2019 et 2020 : les dernières alertes
Comme nous l’écrivions dans un premier article, la conseillère principale d’éducation de l’internat d' Amandine durant l’année scolaire 2018/2019 a fait remonter ses soupçons de maltraitances physiques et psychologiques aux services sociaux qui, après intervention, les ont jugés infondés.
Alors que Sandrine Pissara disait d’Amandine qu’elle refusait de se nourrir, ses camarades, comme les membres du corps enseignant constataient la voracité étonnante de cette petite fille, par ailleurs toujours très mince.
La CPE a décrit à la cour d’assises la terreur d’Amandine à la seule évocation d’un rendez-vous avec sa mère. Elle avait été bouleversée par la détresse de son élève et révoltée par l’attitude de Sandrine Pissara. Malgré les conclusions de l’assistante sociale qui n’estimait pas utile de faire un signalement aux autorités judiciaires, la CPE avait tenté d’alerter l’académie au plus haut niveau. Il n’y a eu aucune suite à ces alertes, et Amandine a été changée d’internat à la fin de l’année.
Cet établissement est le dernier qu’Amandine fréquentera. Elle y a rencontré des amis à qui elle a confié les mauvais traitements qu’elle subit chez elle, et notamment le fait qu’elle ne mange pas à sa faim.
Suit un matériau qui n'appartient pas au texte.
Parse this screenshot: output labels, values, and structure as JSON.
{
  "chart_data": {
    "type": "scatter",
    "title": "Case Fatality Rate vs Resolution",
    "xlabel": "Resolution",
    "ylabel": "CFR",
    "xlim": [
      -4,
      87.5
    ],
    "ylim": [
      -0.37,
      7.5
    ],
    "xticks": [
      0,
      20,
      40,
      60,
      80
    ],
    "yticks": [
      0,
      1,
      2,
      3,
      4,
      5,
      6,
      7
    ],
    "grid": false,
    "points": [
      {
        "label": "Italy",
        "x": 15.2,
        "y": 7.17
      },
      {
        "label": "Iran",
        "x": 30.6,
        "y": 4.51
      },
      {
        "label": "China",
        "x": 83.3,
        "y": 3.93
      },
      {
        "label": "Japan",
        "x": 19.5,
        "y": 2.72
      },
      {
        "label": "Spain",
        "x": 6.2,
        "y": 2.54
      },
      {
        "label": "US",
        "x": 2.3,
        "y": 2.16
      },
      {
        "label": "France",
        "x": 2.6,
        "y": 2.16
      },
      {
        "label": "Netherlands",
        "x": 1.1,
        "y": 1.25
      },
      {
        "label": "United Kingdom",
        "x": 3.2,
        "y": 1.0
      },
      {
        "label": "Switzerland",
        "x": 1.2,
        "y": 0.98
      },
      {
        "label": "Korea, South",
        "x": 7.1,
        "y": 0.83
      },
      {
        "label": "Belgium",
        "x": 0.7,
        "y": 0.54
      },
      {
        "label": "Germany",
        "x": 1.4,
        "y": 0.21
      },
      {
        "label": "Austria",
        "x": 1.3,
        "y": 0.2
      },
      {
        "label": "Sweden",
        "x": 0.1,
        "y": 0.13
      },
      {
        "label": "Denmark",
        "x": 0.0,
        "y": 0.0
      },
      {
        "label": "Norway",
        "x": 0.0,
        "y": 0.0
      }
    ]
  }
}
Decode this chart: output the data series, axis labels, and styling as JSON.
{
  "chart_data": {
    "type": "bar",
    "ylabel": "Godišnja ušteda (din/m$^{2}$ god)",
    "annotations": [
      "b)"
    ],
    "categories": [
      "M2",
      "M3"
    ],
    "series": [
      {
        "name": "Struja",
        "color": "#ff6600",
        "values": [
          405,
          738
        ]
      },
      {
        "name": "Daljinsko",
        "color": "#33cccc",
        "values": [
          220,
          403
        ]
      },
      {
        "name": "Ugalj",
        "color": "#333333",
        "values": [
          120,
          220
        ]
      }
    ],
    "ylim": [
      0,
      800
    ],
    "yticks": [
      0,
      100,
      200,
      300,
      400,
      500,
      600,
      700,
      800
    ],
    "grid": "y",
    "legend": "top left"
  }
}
Une jeune surveillante de 22 ans, Lola a bouleversé la cour d’assises de Montpellier en racontant, en larmes, comment Amandine s’est effondrée quand elle a entendu l’annonce du confinement : « Lola, je vais mourir ». La surveillante avait tenté de la rassurer en lui disant qu’elle n’allait pas laisser faire cela, avant de rapporter la situation à la direction de l’établissement, qui lui aurait répondu que l« ’assistante sociale était au courant et s’en occupait ».
Aucune intervention d’assistante sociale n’a été retrouvée. Amandine est partie se confiner chez elle, dans le village de Montblanc où Sandrine Pissara s’était établie avec Jean-Michel Cros, son compagnon depuis 2016.
Personne ne l’a jamais revue vivante.